November 29 – January 7, 2020

 

 

 

 

Krakow has more of a diverse Christmas market. Set in the city’s enormous square, it also offers antiques and weird artifacts among the usual Christmas fair of hand-painted baubles and beautiful carved wooden things.

 

 

 

Prague, Czech Republic

November 30 – January 6 (including Christmas day)

 

 

 

 

Prague is stunning anyway, with its Gothic and Renaissance splendors around every corner. Add to that two Christmas markets five minutes walk from each other.

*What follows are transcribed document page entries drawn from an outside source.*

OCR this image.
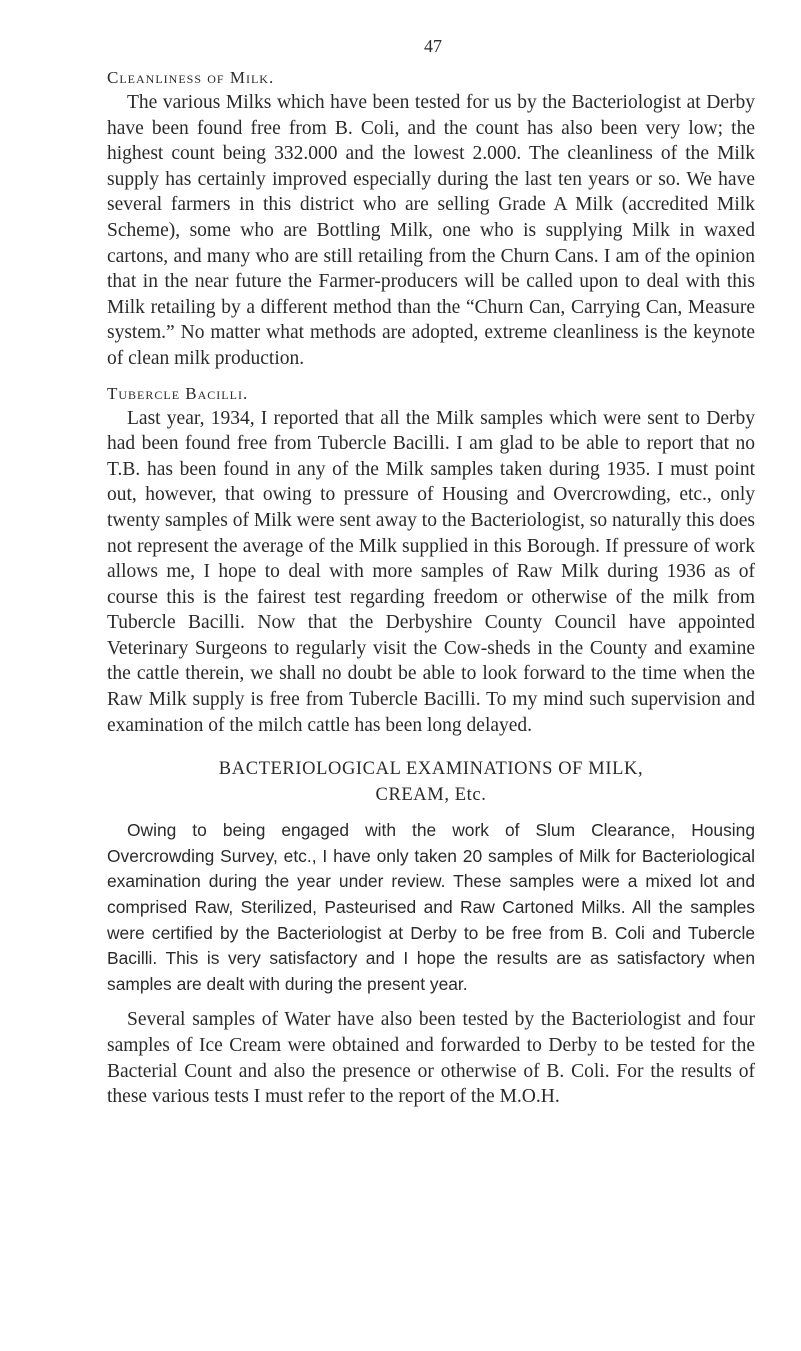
47
Cleanliness of Milk.

The various Milks which have been tested for us by the Bacteriologist at Derby have been found free from B. Coli, and the count has also been very low; the highest count being 332.000 and the lowest 2.000. The cleanliness of the Milk supply has certainly improved especially during the last ten years or so. We have several farmers in this district who are selling Grade A Milk (accredited Milk Scheme), some who are Bottling Milk, one who is supplying Milk in waxed cartons, and many who are still retailing from the Churn Cans. I am of the opinion that in the near future the Farmer-producers will be called upon to deal with this Milk retailing by a different method than the “Churn Can, Carrying Can, Measure system.” No matter what methods are adopted, extreme cleanliness is the keynote of clean milk production.

Tubercle Bacilli.

Last year, 1934, I reported that all the Milk samples which were sent to Derby had been found free from Tubercle Bacilli. I am glad to be able to report that no T.B. has been found in any of the Milk samples taken during 1935. I must point out, however, that owing to pressure of Housing and Overcrowding, etc., only twenty samples of Milk were sent away to the Bacteriologist, so naturally this does not represent the average of the Milk supplied in this Borough. If pressure of work allows me, I hope to deal with more samples of Raw Milk during 1936 as of course this is the fairest test regarding freedom or otherwise of the milk from Tubercle Bacilli. Now that the Derbyshire County Council have appointed Veterinary Surgeons to regularly visit the Cow-sheds in the County and examine the cattle therein, we shall no doubt be able to look forward to the time when the Raw Milk supply is free from Tubercle Bacilli. To my mind such supervision and examination of the milch cattle has been long delayed.

BACTERIOLOGICAL EXAMINATIONS OF MILK,
CREAM, Etc.

Owing to being engaged with the work of Slum Clearance, Housing Overcrowding Survey, etc., I have only taken 20 samples of Milk for Bacteriological examination during the year under review. These samples were a mixed lot and comprised Raw, Sterilized, Pasteurised and Raw Cartoned Milks. All the samples were certified by the Bacteriologist at Derby to be free from B. Coli and Tubercle Bacilli. This is very satisfactory and I hope the results are as satisfactory when samples are dealt with during the present year.

Several samples of Water have also been tested by the Bacteriologist and four samples of Ice Cream were obtained and forwarded to Derby to be tested for the Bacterial Count and also the presence or otherwise of B. Coli. For the results of these various tests I must refer to the report of the M.O.H.
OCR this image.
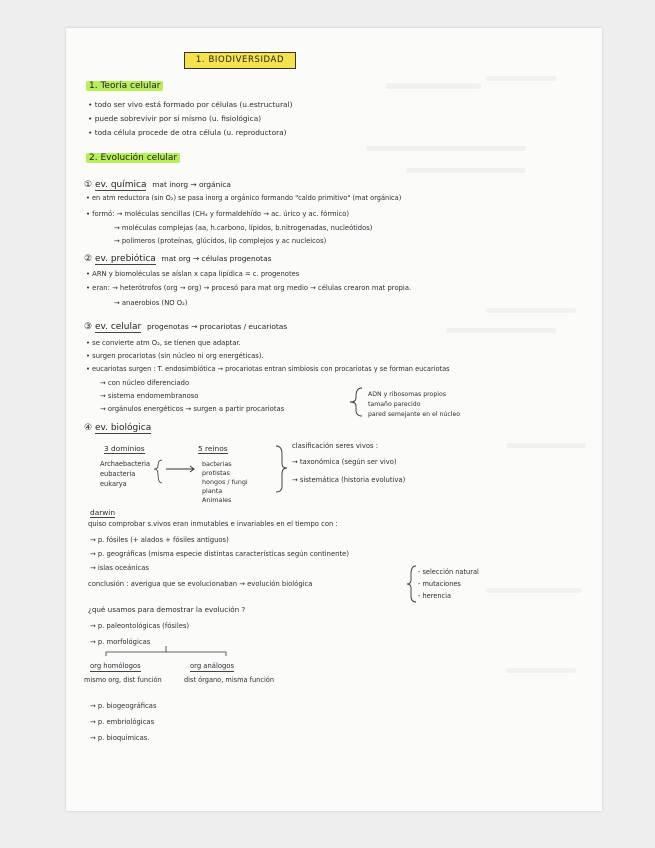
1. BIODIVERSIDAD
1. Teoría celular
• todo ser vivo está formado por células (u.estructural)
• puede sobrevivir por sí mismo (u. fisiológica)
• toda célula procede de otra célula (u. reproductora)
2. Evolución celular
① ev. química mat inorg → orgánica
• en atm reductora (sin O₂) se pasa inorg a orgánico formando "caldo primitivo" (mat orgánica)
• formó: → moléculas sencillas (CH₄ y formaldehído → ac. úrico y ac. fórmico)
→ moléculas complejas (aa, h.carbono, lípidos, b.nitrogenadas, nucleótidos)
→ polímeros (proteínas, glúcidos, lip complejos y ac nucleicos)
② ev. prebiótica mat org → células progenotas
• ARN y biomoléculas se aíslan x capa lipídica = c. progenotes
• eran: → heterótrofos (org → org) → procesó para mat org medio → células crearon mat propia.
→ anaerobios (NO O₂)
③ ev. celular progenotas → procariotas / eucariotas
• se convierte atm O₂, se tienen que adaptar.
• surgen procariotas (sin núcleo ni org energéticas).
• eucariotas surgen : T. endosimbiótica → procariotas entran simbiosis con procariotas y se forman eucariotas
→ con núcleo diferenciado
→ sistema endomembranoso
→ orgánulos energéticos → surgen a partir procariotas
ADN y ribosomas propios
tamaño parecido
pared semejante en el núcleo
④ ev. biológica
3 dominios
Archaebacteria
eubacteria
eukarya
5 reinos
bacterias
protistas
hongos / fungi
planta
Animales
clasificación seres vivos :
→ taxonómica (según ser vivo)
→ sistemática (historia evolutiva)
darwin
quiso comprobar s.vivos eran inmutables e invariables en el tiempo con :
→ p. fósiles (+ alados + fósiles antiguos)
→ p. geográficas (misma especie distintas características según continente)
→ islas oceánicas
conclusión : averigua que se evolucionaban → evolución biológica
- selección natural
- mutaciones
- herencia
¿qué usamos para demostrar la evolución ?
→ p. paleontológicas (fósiles)
→ p. morfológicas
org homólogos
mismo org, dist función
org análogos
dist órgano, misma función
→ p. biogeográficas
→ p. embriológicas
→ p. bioquímicas.
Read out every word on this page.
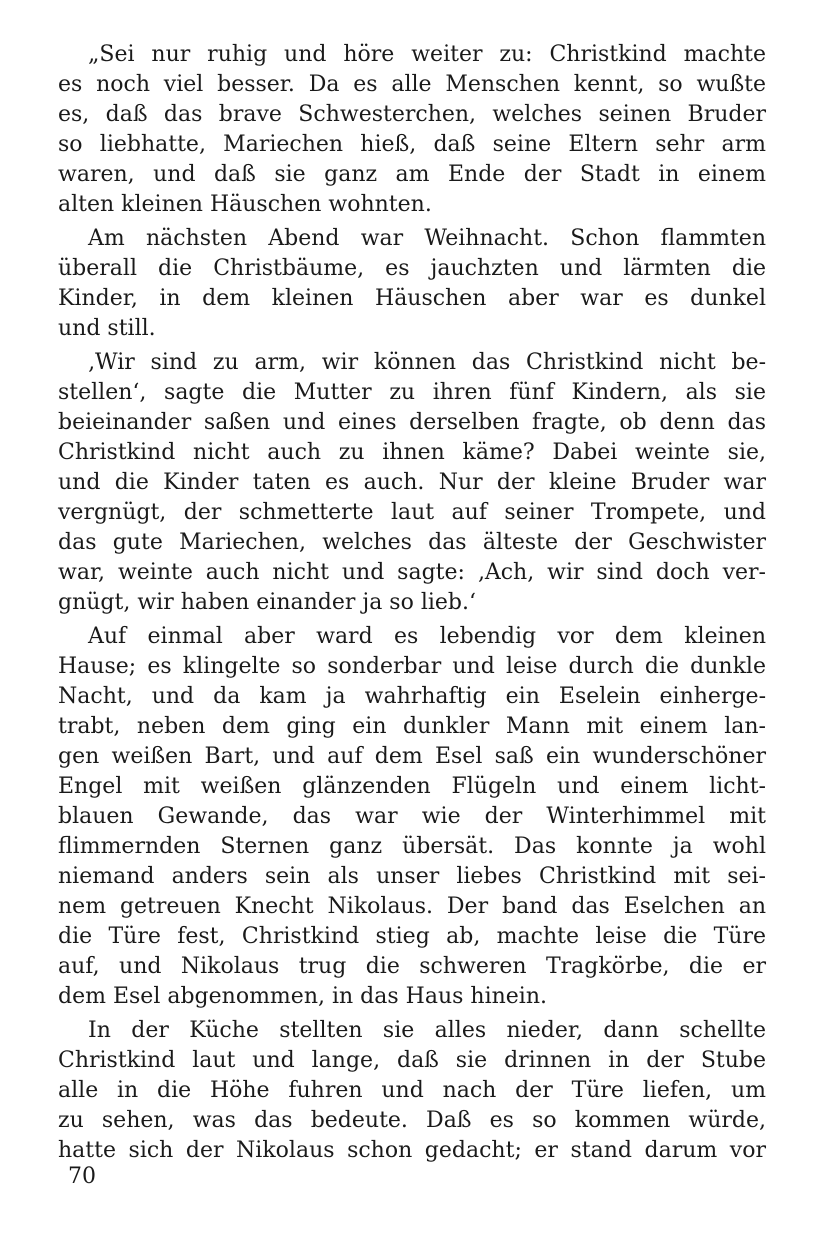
„Sei nur ruhig und höre weiter zu: Christkind machte
es noch viel besser. Da es alle Menschen kennt, so wußte
es, daß das brave Schwesterchen, welches seinen Bruder
so liebhatte, Mariechen hieß, daß seine Eltern sehr arm
waren, und daß sie ganz am Ende der Stadt in einem
alten kleinen Häuschen wohnten.
Am nächsten Abend war Weihnacht. Schon flammten
überall die Christbäume, es jauchzten und lärmten die
Kinder, in dem kleinen Häuschen aber war es dunkel
und still.
‚Wir sind zu arm, wir können das Christkind nicht be-
stellen‘, sagte die Mutter zu ihren fünf Kindern, als sie
beieinander saßen und eines derselben fragte, ob denn das
Christkind nicht auch zu ihnen käme? Dabei weinte sie,
und die Kinder taten es auch. Nur der kleine Bruder war
vergnügt, der schmetterte laut auf seiner Trompete, und
das gute Mariechen, welches das älteste der Geschwister
war, weinte auch nicht und sagte: ‚Ach, wir sind doch ver-
gnügt, wir haben einander ja so lieb.‘
Auf einmal aber ward es lebendig vor dem kleinen
Hause; es klingelte so sonderbar und leise durch die dunkle
Nacht, und da kam ja wahrhaftig ein Eselein einherge-
trabt, neben dem ging ein dunkler Mann mit einem lan-
gen weißen Bart, und auf dem Esel saß ein wunderschöner
Engel mit weißen glänzenden Flügeln und einem licht-
blauen Gewande, das war wie der Winterhimmel mit
flimmernden Sternen ganz übersät. Das konnte ja wohl
niemand anders sein als unser liebes Christkind mit sei-
nem getreuen Knecht Nikolaus. Der band das Eselchen an
die Türe fest, Christkind stieg ab, machte leise die Türe
auf, und Nikolaus trug die schweren Tragkörbe, die er
dem Esel abgenommen, in das Haus hinein.
In der Küche stellten sie alles nieder, dann schellte
Christkind laut und lange, daß sie drinnen in der Stube
alle in die Höhe fuhren und nach der Türe liefen, um
zu sehen, was das bedeute. Daß es so kommen würde,
hatte sich der Nikolaus schon gedacht; er stand darum vor
70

One is in Old Town Square and the other in the historic Wenceslas Square, named after the good old king, which, in more recent times, was the scene of declaration of the rejection of Soviet communism, (and subsequent uproarious celebration of the fall of it weeks later) in then Czechoslovakia, in late fall 1989.

 

If you like your sausages, look out for the Klobasa, the Czech sausage.

 

 

 

Zagreb, Croatia

November 30 – January 7

 

The capital of Croatia is a big hit during the Advent season holding a plethora of unique events, music, excellent food, carousels, art, a beautiful ice park, stunningly lit walkways and several Christmas markets. Plus it’s great for shopping, generally, anyway. And food!

 

 

 

Rovaniemi, Lapland, Finland

 

Four miles south of the Arctic Circle is Rovaniemi, the capital of Lapland, home to around 63,000 people and… Santa himself!

 

There’s a giant Santa Claus village where you can visit Santa and his elves all year long, however, on December 23rd Santa leaves the Arctic Circle to deliver gifts to children all over the globe, and watching him depart is a must experience event! 

 

Besides that, there are Finnish crafts, traditional cuisine, reindeer and husky dog sleigh rides, and trips to ‘the forest of the elves’, oh and the Aurora Borealis. Nothing really. Lapland is JUST A MAGICAL KINGDOM (and home to our Number One location and experience on the WONDERLUST 100).